Katiyar S K, Agarwal R, Mukhtar H
Department of Dermatology, University Hospitals of Cleveland, Case Western Reserve University, Ohio 44106.
Cancer Res. 1993 Nov 15;53(22):5409-12.
Progression of benign tumors to malignant cancer is critical since cancerous lesions are capable of metastatic spread and eventually causing death. Inhibitors of the conversion process, therefore, would likely be useful as cancer chemopreventive agents. In this study, we assessed the protective effect of topical application of a polyphenolic fraction isolated from green tea (GTP) against spontaneous as well as benzoyl peroxide (BPO)- and 4-nitroquinoline-N-oxide (4-NQO)-enhanced malignant conversion of chemically induced skin papillomas in SENCAR mice. Papillomas were induced in SENCAR mice by topical application of 7,12-dimethylbenz(a)anthracene as a tumor-initiating agent followed by twice a week application of 12-O-tetradecanoylphorbol-13-acetate as a tumor-promoting agent. Beginning at the 20th week, when papilloma yield was stabilized, enhanced malignant conversion was achieved by twice weekly topical application of either BPO or 4-NQO, whereas spontaneous malignant conversion was associated with topical application of acetone. In these protocols, preapplication of GTP (6 mg/animal) 30 min prior to skin application of acetone, BPO, or 4-NQO resulted in 14, 31, and 29% protection, respectively, in terms of percentage of mice with carcinomas, and 20, 35, and 43% protection in terms of number of carcinomas/mouse. In these experiments, a BPO- and 4-NQO-enhanced rate of malignant conversion was also found to be decreased significantly by the skin application of GTP; however, such effects of GTP were less profound in the cases of spontaneous malignant conversion. The results of this study suggest that, in addition to its chemopreventive effects against tumor initiation and promotion stages of multistage carcinogenesis, green tea also possesses significant protective effects against tumor progression, specifically tumor progression induced by BPO and 4-NQO.

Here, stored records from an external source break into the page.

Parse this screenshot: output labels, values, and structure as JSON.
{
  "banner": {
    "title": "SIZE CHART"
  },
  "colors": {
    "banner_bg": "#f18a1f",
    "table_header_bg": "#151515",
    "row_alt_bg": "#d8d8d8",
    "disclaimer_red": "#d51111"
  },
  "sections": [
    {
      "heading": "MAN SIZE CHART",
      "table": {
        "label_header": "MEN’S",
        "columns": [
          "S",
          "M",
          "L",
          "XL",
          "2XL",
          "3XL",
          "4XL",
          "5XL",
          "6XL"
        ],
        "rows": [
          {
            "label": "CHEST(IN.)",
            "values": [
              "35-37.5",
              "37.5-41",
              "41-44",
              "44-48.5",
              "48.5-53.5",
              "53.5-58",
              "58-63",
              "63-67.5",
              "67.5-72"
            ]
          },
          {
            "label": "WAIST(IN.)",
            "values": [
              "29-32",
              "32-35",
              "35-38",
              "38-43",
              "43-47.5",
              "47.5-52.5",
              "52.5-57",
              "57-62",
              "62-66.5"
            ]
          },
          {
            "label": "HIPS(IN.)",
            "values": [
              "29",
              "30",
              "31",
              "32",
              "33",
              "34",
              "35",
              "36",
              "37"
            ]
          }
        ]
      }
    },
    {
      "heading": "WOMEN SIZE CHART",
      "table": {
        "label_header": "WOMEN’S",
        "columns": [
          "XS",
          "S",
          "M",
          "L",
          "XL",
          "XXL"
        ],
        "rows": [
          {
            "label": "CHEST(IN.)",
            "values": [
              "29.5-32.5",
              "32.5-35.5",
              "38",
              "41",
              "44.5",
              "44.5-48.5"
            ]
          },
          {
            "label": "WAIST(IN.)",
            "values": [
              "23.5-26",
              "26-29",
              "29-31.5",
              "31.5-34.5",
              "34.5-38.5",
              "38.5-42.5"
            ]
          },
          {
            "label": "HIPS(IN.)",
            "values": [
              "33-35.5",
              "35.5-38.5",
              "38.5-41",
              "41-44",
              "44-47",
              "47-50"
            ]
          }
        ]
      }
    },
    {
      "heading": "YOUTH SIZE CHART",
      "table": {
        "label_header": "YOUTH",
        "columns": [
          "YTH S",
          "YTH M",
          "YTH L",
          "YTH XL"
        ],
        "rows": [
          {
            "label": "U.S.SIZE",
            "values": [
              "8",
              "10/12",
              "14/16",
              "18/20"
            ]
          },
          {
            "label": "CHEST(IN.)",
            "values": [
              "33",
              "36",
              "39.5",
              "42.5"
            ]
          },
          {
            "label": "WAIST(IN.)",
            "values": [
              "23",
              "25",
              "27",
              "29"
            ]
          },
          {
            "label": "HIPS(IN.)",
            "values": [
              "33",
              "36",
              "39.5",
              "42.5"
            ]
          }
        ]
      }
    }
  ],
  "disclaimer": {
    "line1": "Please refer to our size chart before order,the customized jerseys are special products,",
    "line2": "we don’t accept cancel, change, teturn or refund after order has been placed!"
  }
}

良性肿瘤向恶性癌症的进展至关重要,因为癌性病变能够发生转移扩散并最终导致死亡。因此,这种转化过程的抑制剂可能作为癌症化学预防剂发挥作用。在本研究中,我们评估了局部应用从绿茶中分离出的多酚组分(GTP)对SENCAR小鼠化学诱导的皮肤乳头瘤自发以及由过氧化苯甲酰(BPO)和4-硝基喹啉-N-氧化物(4-NQO)增强的恶性转化的保护作用。通过局部应用7,12-二甲基苯并(a)蒽作为肿瘤启动剂,随后每周两次应用12-O-十四酰佛波醇-13-乙酸酯作为肿瘤促进剂,在SENCAR小鼠中诱导乳头瘤。从第20周开始,当乳头瘤产量稳定时,通过每周两次局部应用BPO或4-NQO实现增强的恶性转化,而自发恶性转化与局部应用丙酮有关。在这些方案中,在皮肤应用丙酮、BPO或4-NQO前30分钟预先应用GTP(6毫克/动物),就患有癌的小鼠百分比而言,分别产生了14%、31%和29%的保护作用,而就每只小鼠的癌数量而言,产生了20%、35%和43%的保护作用。在这些实验中,还发现通过皮肤应用GTP可显著降低BPO和4-NQO增强的恶性转化率;然而,GTP的这种作用在自发恶性转化的情况下不太显著。本研究结果表明,除了对多阶段致癌作用的肿瘤起始和促进阶段具有化学预防作用外,绿茶对肿瘤进展,特别是由BPO和4-NQO诱导的肿瘤进展也具有显著的保护作用。